Un passage au Sun Studio

La dernière chanson figurant sur l’album 3764 Elvis Presley BLVD est aussi la plus chargée de souvenirs aux yeux de Guylaine Tanguay. C’est en effet la seule qui a été enregistrée dans le célèbre Sun Studio de Memphis, une version acoustique du premier succès du King, That’s All Right (Mama).

Cette belle folie trouve son origine dans une visite touristique effectuée par la Jeannoise.

« Notre guide était très bonne et à la fin, je lui ai demandé s’il était possible de travailler dans ce studio. Elle m’a remis une carte d’affaires et ça n’a pas été difficile de réserver une soirée », a confié l’artiste au Progrès.

Elle et ses musiciens étaient accompagnés par un technicien du Sun Studio qui leur a fait comprendre que la place leur appartenait, l’espace de quelques heures.

Tout était accessible, en effet. Les invités pouvaient se faire photographier à côté d’un téléphone ou d’une machine à écrire faisant figure d’antiquités.

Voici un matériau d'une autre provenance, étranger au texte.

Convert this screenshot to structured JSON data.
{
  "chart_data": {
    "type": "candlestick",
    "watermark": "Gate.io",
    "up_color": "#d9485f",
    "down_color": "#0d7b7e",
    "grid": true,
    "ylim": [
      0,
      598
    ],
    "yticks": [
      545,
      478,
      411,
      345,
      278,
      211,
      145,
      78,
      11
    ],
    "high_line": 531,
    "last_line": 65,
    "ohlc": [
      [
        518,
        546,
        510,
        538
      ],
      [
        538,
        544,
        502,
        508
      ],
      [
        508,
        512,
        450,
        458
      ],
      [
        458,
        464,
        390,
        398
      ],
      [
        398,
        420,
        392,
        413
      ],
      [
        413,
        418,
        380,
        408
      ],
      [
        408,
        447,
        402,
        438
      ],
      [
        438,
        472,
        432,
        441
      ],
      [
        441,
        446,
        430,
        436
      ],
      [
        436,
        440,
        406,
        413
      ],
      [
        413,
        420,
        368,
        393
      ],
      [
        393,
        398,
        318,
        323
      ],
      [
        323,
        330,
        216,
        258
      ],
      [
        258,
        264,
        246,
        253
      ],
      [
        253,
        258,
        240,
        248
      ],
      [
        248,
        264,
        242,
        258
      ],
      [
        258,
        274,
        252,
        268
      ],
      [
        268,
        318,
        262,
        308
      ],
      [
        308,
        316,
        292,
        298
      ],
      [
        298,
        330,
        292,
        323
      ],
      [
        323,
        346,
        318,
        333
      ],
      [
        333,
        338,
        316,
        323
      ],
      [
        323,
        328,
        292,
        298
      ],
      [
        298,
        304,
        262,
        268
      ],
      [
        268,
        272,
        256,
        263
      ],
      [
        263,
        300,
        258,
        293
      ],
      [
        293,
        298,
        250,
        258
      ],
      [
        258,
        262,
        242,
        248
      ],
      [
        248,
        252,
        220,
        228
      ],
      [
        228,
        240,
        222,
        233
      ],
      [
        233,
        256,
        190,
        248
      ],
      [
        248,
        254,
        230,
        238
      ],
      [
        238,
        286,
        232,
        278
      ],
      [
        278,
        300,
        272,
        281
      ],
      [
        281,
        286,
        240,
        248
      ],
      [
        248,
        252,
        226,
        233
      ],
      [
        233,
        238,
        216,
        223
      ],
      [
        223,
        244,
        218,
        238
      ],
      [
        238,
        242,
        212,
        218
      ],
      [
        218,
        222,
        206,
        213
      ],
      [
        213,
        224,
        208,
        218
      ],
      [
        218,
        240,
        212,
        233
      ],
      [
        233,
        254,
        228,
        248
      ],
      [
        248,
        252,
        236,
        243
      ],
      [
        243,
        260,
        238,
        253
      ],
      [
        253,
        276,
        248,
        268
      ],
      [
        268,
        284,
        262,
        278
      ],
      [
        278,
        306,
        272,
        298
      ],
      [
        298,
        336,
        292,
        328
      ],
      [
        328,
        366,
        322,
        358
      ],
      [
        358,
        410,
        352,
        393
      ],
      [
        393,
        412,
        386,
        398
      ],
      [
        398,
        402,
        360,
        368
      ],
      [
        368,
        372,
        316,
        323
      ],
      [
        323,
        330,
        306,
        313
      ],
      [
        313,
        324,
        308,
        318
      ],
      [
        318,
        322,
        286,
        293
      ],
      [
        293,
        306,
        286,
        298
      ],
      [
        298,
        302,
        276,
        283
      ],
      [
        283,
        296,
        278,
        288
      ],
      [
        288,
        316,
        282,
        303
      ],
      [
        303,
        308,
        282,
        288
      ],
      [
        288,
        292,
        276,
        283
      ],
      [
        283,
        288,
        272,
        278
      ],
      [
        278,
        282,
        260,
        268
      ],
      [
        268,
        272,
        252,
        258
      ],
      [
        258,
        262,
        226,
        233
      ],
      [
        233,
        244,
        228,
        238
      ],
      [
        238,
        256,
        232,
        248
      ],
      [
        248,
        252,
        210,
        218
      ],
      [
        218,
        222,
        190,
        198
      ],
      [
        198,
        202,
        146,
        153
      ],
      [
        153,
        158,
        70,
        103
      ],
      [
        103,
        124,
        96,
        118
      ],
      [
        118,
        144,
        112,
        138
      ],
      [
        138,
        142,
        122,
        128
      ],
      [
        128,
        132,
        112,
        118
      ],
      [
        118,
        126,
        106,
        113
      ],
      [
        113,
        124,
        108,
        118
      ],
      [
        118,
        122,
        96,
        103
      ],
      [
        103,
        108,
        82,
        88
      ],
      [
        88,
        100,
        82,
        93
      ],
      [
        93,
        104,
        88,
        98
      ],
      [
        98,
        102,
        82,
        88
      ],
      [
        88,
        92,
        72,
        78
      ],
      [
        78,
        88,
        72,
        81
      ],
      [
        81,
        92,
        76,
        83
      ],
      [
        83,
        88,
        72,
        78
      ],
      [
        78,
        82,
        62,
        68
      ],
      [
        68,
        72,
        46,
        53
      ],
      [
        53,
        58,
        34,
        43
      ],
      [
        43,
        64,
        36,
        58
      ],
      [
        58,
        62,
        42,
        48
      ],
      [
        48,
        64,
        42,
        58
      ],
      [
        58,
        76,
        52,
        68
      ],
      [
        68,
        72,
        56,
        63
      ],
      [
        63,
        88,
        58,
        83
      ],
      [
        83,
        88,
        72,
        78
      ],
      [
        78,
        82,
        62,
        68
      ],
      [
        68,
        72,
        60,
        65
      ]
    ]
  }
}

« La régie est toute petite, au même titre que le studio, et ils ont tout gardé à l’état d’origine. Les murs sont jaunis, par exemple, et c’est pour ça qu’on y croit. On m’a aussi offert de chanter dans un micro qu’Elvis a utilisé et de me placer sur le x désignant l’endroit où il s’installait. Ce n’est pas l’endroit où ça sonne le mieux, mais on y va d’abord pour le feeling », fait observer Guylaine Tanguay.

Elle a été tout aussi impressionnée par le respect qu’on voue à l’histoire de la musique populaire, ce qui tranche avec l’attitude qui prévaut par ici.

Le passé a toujours droit de cité à Memphis, mais on ne l’aborde pas avec des gants blancs, comme une chose morte.

« Quand on a travaillé au Sun Studio, je m’attendais à ce que ce soit plus strict », mentionne ainsi l’interprète, qui chérira longtemps sa version de That’s All Right (Mama).